ある地域の自治会長(とってもチカラをお持ちの方)に、子どもの貧困の課題に取り組むNPOを立ち上げようと、この地域でも取り組みを進めようと考えていますと話にいったところ 「この地域に貧困の子なんていない!」 「6人に1人が貧困?そんなでたらめな数字を誰が信じるか!」 「お前はこの地域を貧困地域だって言いたいのか!」 「貧困を騙って仕事がしたいだけだろ!この詐欺師が!」と 大叱責を受けました。 当時の私の説明の仕方にも工夫の余地はあったなと反省していますが 地域の代表の方の認識がこれでは、その地域でしんどさを抱えている子どもや親たちはもしかしたら、誰にも助けを求められないのでは?と。

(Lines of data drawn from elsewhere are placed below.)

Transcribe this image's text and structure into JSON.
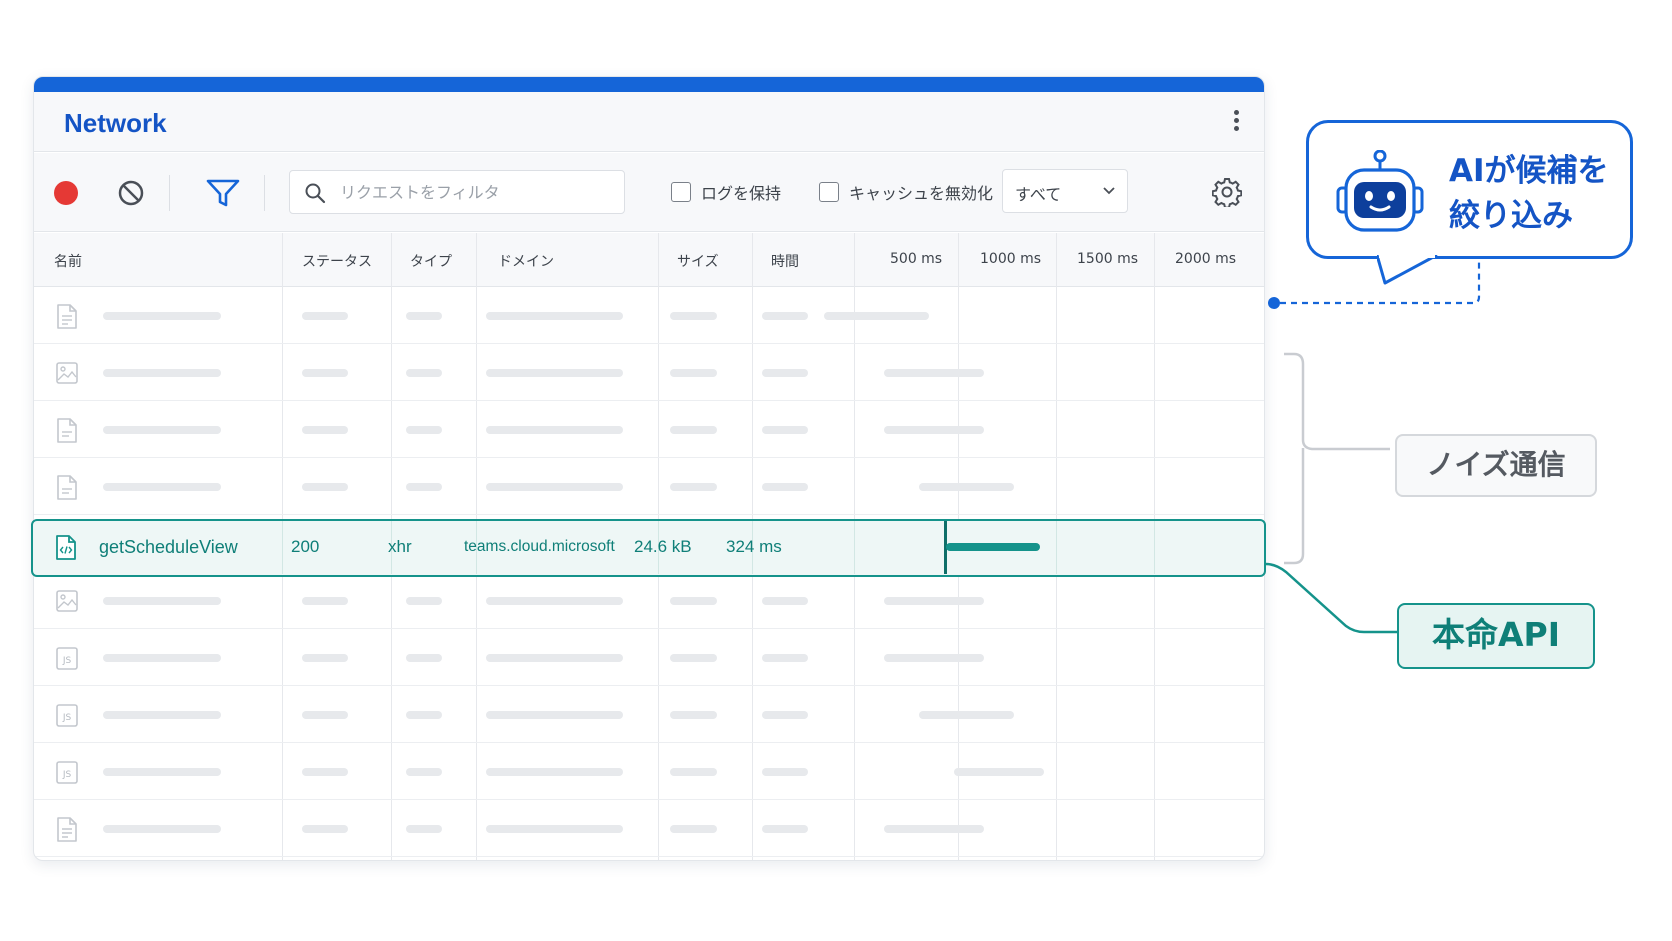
{
  "window": {
    "title": "Network",
    "accent_color": "#1565d8"
  },
  "toolbar": {
    "record_icon": "record-icon",
    "clear_icon": "clear-icon",
    "filter_icon": "filter-icon",
    "search_placeholder": "リクエストをフィルタ",
    "preserve_log_label": "ログを保持",
    "disable_cache_label": "キャッシュを無効化",
    "type_select_value": "すべて",
    "settings_icon": "gear-icon"
  },
  "table": {
    "headers": {
      "name": "名前",
      "status": "ステータス",
      "type": "タイプ",
      "domain": "ドメイン",
      "size": "サイズ",
      "time": "時間",
      "t500": "500 ms",
      "t1000": "1000 ms",
      "t1500": "1500 ms",
      "t2000": "2000 ms"
    },
    "row_icons": [
      "document-icon",
      "image-icon",
      "text-icon",
      "text-icon",
      "code-file-icon",
      "image-icon",
      "js-file-icon",
      "js-file-icon",
      "js-file-icon",
      "document-icon"
    ],
    "highlighted_row": {
      "name": "getScheduleView",
      "status": "200",
      "type": "xhr",
      "domain": "teams.cloud.microsoft",
      "size": "24.6 kB",
      "time": "324 ms",
      "highlight_color": "#15938b"
    }
  },
  "annotations": {
    "ai_bubble_line1": "AIが候補を",
    "ai_bubble_line2": "絞り込み",
    "robot_icon": "robot-icon",
    "noise_label": "ノイズ通信",
    "target_label": "本命API"
  }
}
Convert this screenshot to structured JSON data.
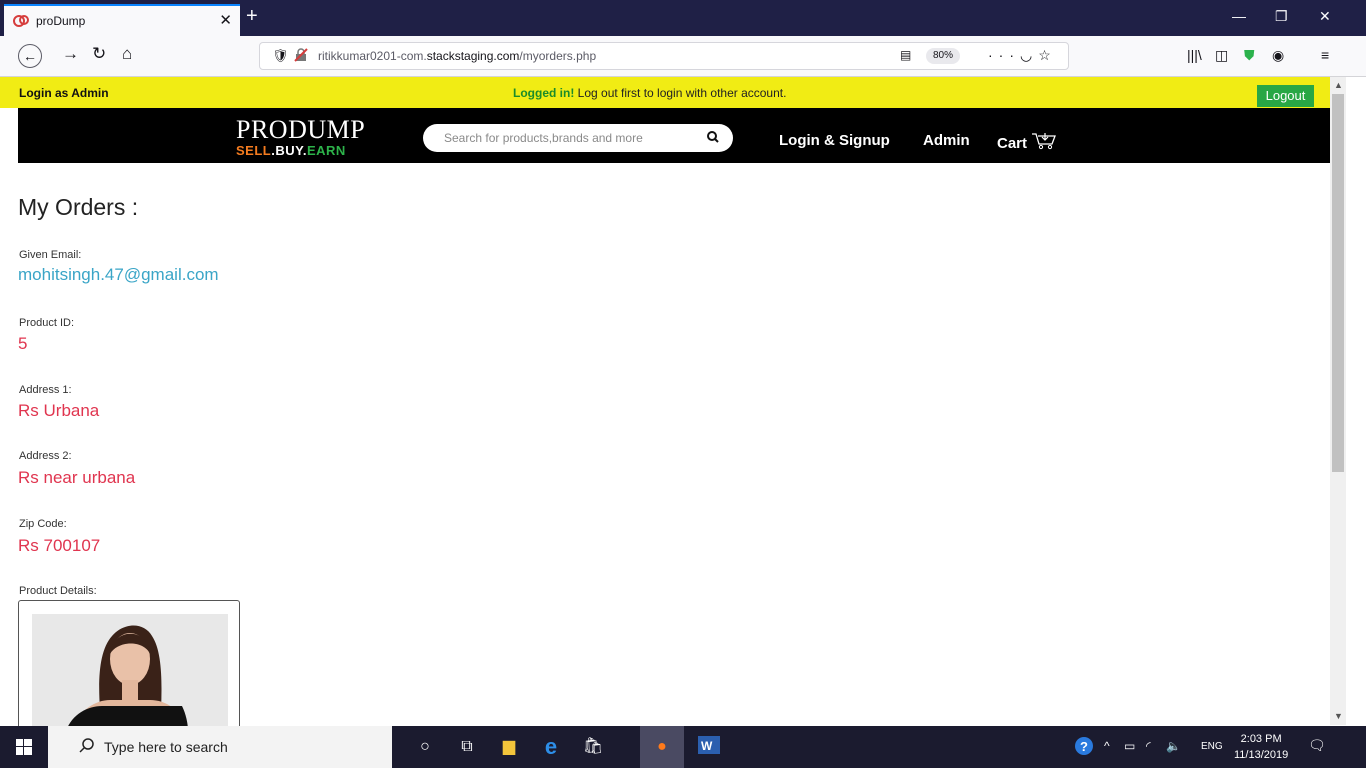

貧困=絶対的貧困 という認識ではなく、現代における子どもの貧困の問題は「相対的貧困」ということを もっと鶴見区内の多くの人に知ってもらわないといけない。と強く感じました。 そして、2年かかってしまいましたが ようやく今回、公益財団法人あすのば 代表理事の小河さんをお招きして 鶴見区内で「子どもの貧困」を理解するための講演会を実施することができ
しんどさを抱えている子どもたちやその親御さんたちの声を届けることができました。 ご参加をいただいた参加者様からのアンケートには 細かい字でびっしりと感想を書いてくださる方がとても多かったです。
少しずつでも、確実に 「広がっている」「伝わっている」と実感できました。
いきなり問題がすべて解決するといった魔法はありません。
一つずつ、できることと必要なことを積み重ねていきたいと思います。
引き続き、応援をよろしくお願いいたします。